Gov. Pat Quinn has proposed closing the state's only supermax prison -- the Tamms Correctional Center in Southern Illinois, the Associated Press reported Tuesday.
The approximately 200 inmates at Tamms live in nearly continuous solitary confinement, the Belleville News-Democrat reported. The prison was built in 1998.
The BND published an investigative series in August 2009 reporting that many inmates at Tamms were mentally ill and became worse because of long-term solitary confinement in the prison located in the southern tip of Illinois. It holds inmates the state describes as the "worst of the worst."
Laurie Jo Reynolds, head of the Tamms Year Ten Committee, said closure is long overdue.
"From the day it opened, Tamms has been a financial boondoggle and a human rights catastrophe. The staff to prisoner ratio is the highest in the system and the mental health worker to prisoner ratio is vastly higher," Reynolds said.
"Because men can't work or leave the cell, we just pay for excess correctional staff to shackle them, move them around, and push food into their cells. Then we pay to treat them when they become insane due to the isolation."
The annual operating costs for the approximately 200 inmates at Tamms supermax and the additional minimum security camp comes to between $33 million and $35 million, according to House Rep. Luis Arroyo, D-Chicago. Arroyo is the chairman of the appropriation committee for public safety.
Arroyo proposed the closing of Tamms years ago, but the state's budget crisis "put a big bulls-eye" on the state's only supermax prison.
"We need to work together to cut costs when we can," Arroyo said. "This is an appropriate cost to cut."
Mark Heyrman, chair of public policy for Mental Health America of Illinois, said it would be smarter, cheaper and better for everyone to close Tamms and improve mental health services provided at other facilities.
The people who often end up in Tamms have not committed horrific offenses, but are unable to comply with prison rules due to untreated mental illness.
It's like a game of hearts, Heyrman said, with wardens passing the "bad cards" or the untreated mentally ill to Tamms.
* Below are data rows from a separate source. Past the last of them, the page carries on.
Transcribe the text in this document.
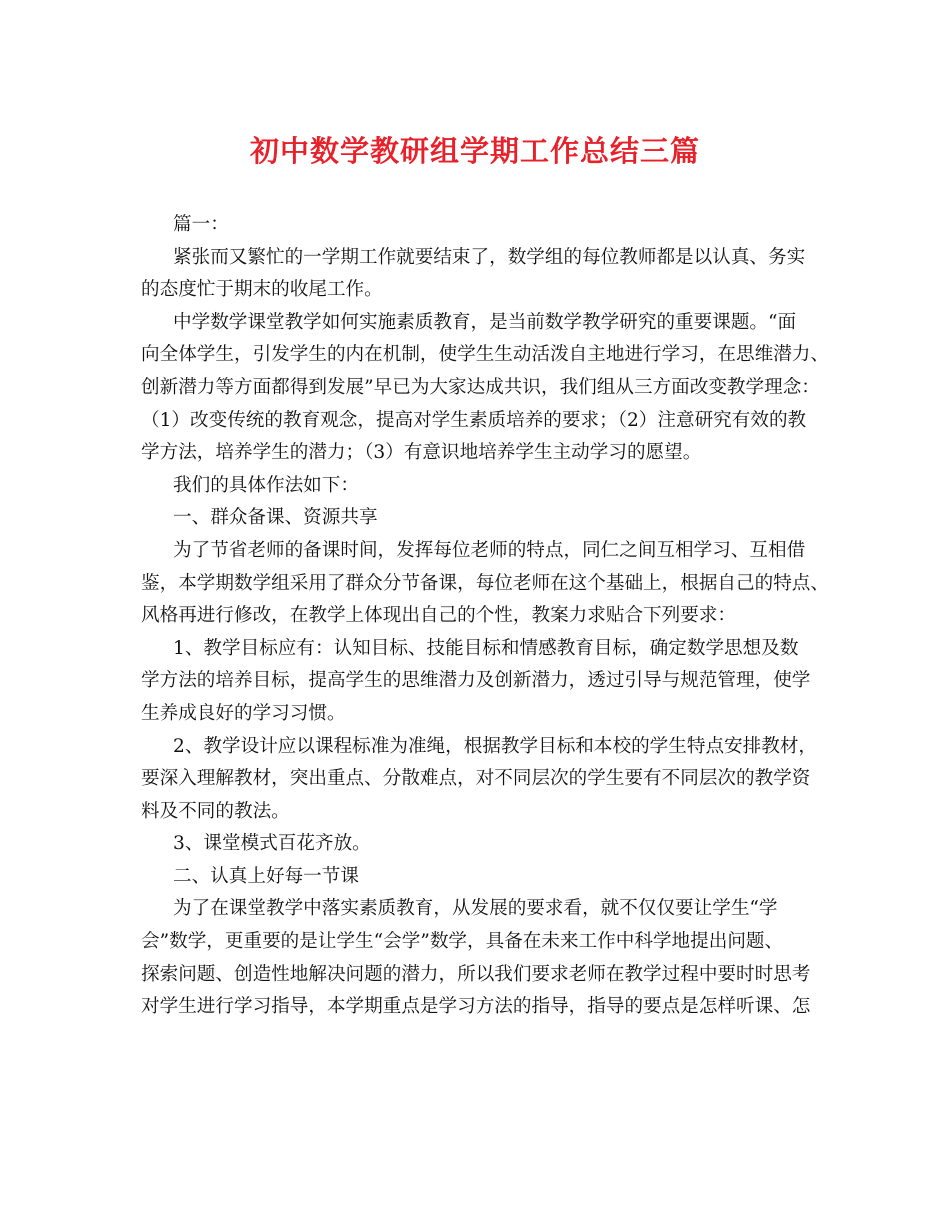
初中数学教研组学期工作总结三篇
篇一：
紧张而又繁忙的一学期工作就要结束了，数学组的每位教师都是以认真、务实
的态度忙于期末的收尾工作。
中学数学课堂教学如何实施素质教育，是当前数学教学研究的重要课题。“面
向全体学生，引发学生的内在机制，使学生生动活泼自主地进行学习，在思维潜力、
创新潜力等方面都得到发展”早已为大家达成共识，我们组从三方面改变教学理念：
（1）改变传统的教育观念，提高对学生素质培养的要求；（2）注意研究有效的教
学方法，培养学生的潜力；（3）有意识地培养学生主动学习的愿望。
我们的具体作法如下：
一、群众备课、资源共享
为了节省老师的备课时间，发挥每位老师的特点，同仁之间互相学习、互相借
鉴，本学期数学组采用了群众分节备课，每位老师在这个基础上，根据自己的特点、
风格再进行修改，在教学上体现出自己的个性，教案力求贴合下列要求：
1、教学目标应有：认知目标、技能目标和情感教育目标，确定数学思想及数
学方法的培养目标，提高学生的思维潜力及创新潜力，透过引导与规范管理，使学
生养成良好的学习习惯。
2、教学设计应以课程标准为准绳，根据教学目标和本校的学生特点安排教材，
要深入理解教材，突出重点、分散难点，对不同层次的学生要有不同层次的教学资
料及不同的教法。
3、课堂模式百花齐放。
二、认真上好每一节课
为了在课堂教学中落实素质教育，从发展的要求看，就不仅仅要让学生“学
会”数学，更重要的是让学生“会学”数学，具备在未来工作中科学地提出问题、
探索问题、创造性地解决问题的潜力，所以我们要求老师在教学过程中要时时思考
对学生进行学习指导，本学期重点是学习方法的指导，指导的要点是怎样听课、怎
Tamms' environment compounds the problem, Heyrman said, because of the sensory deprivation, which is bad for anyone, but horrible for people with mental illness.
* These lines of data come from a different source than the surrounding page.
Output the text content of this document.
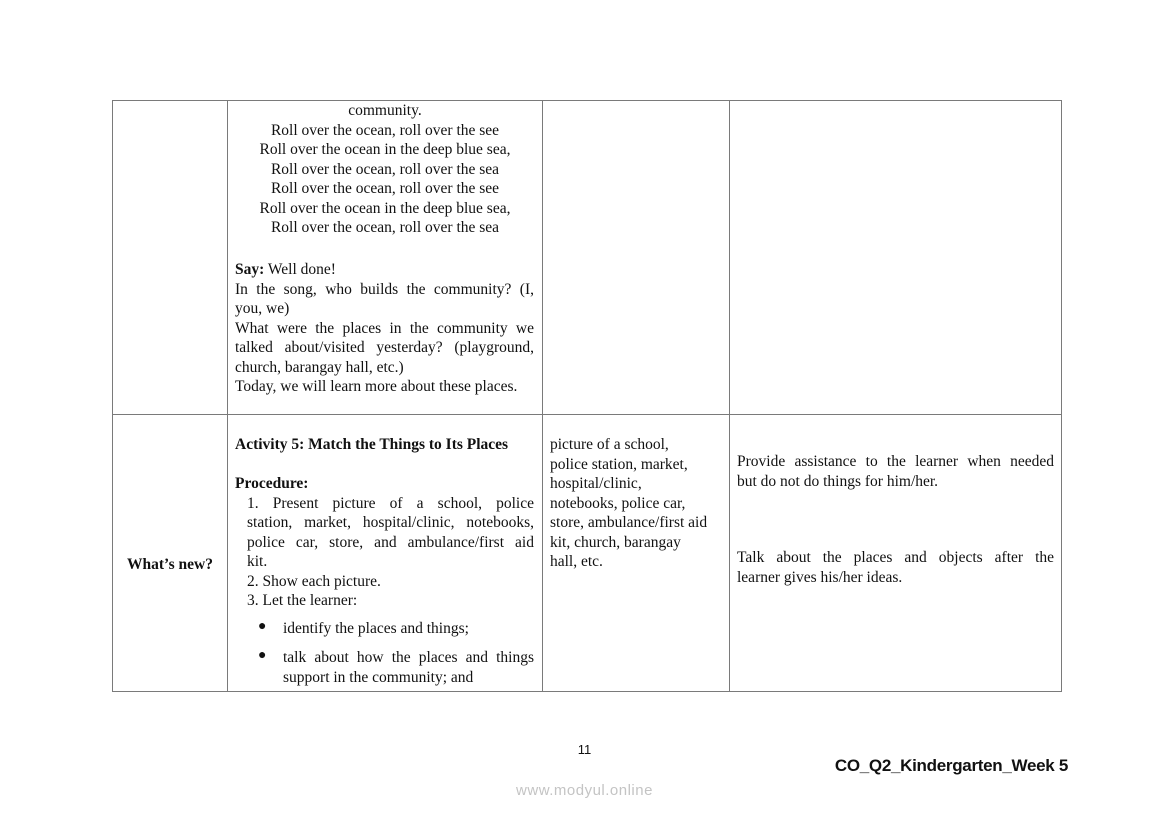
community.
Roll over the ocean, roll over the see
Roll over the ocean in the deep blue sea,
Roll over the ocean, roll over the sea
Roll over the ocean, roll over the see
Roll over the ocean in the deep blue sea,
Roll over the ocean, roll over the sea
Say: Well done!
In the song, who builds the community? (I,
you, we)
What were the places in the community we
talked about/visited yesterday? (playground,
church, barangay hall, etc.)
Today, we will learn more about these places.
What’s new?
Activity 5: Match the Things to Its Places
Procedure:
1. Present picture of a school, police
station, market, hospital/clinic, notebooks,
police car, store, and ambulance/first aid
kit.
2. Show each picture.
3. Let the learner:
● identify the places and things;
● talk about how the places and things
support in the community; and
picture of a school,
police station, market,
hospital/clinic,
notebooks, police car,
store, ambulance/first aid
kit, church, barangay
hall, etc.
Provide assistance to the learner when needed
but do not do things for him/her.
Talk about the places and objects after the
learner gives his/her ideas.
11
CO_Q2_Kindergarten_Week 5
www.modyul.online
"It's a very expensive facility to run," Heyrman said. "Mental health professionals believe that Tamms is a bad idea at least the way it is run now."
Locke Bowman, legal director of the Roderick MacArthur Justice Center at Northwestern University Law School, hopes for Tamms closure.
"I think it would be very significant symbolically. It would be the right thing to do," Bowman said. "It would be a huge relief that such an inappropriate facility is no longer online for use."
Bowman didn't know whether the state's budget crunch may have triggered the closure.
"I don't like to speculate on other people's motives. I don't know why they are doing it," Bowman said. "I would like to believe that they came to believe that idea of Tamms is morally bankrupt in practice but it may be a matter of dollars and cents."
Grace Warren is the mother of Laron Warren, who was convicted of murder and given life without parole when he was 17. He is now 35. He spent more than five years at Tamms, according to his mother.
"Tamms is unbearable for the men and unbearable for their families. Our sons live in concrete tombs," Warren said. "They can't even have contact visits. That is the hardest part. That I can't touch my child and he can't touch anyone at all. This prison represents about 3,000 years of combined suffering and enough is enough."
It's a 5 1/2- to six-hour trip to Tamms from Warren's Chicago home. Warren tries to make it twice a month, but she says it depends on if she has the money to make the trip.
Warren spent Tuesday calling Quinn's office and her state legislators, then encouraging her friends and family members to do the same.
"It's so cruel," Warren said. "That prison should have never been built."
Despite reforms introduced by former Illinois Department of Corrections Director Mike Randle that included religious worship and educational programs, Tamms Ten Committee maintains the end of solitary confinement at Tamms is the only humane option.
"The end was inevitable. The prison has no other function than to break people down. Warnings about creating constitutional and human rights safeguards were highlighted in Governor Edgar's original Task Force report and have been ignored ever since," Reynolds said. "Even the IDOC's own carefully constructed 10-Point Plan for reform, announced with fanfare in 2009, remains unimplemented."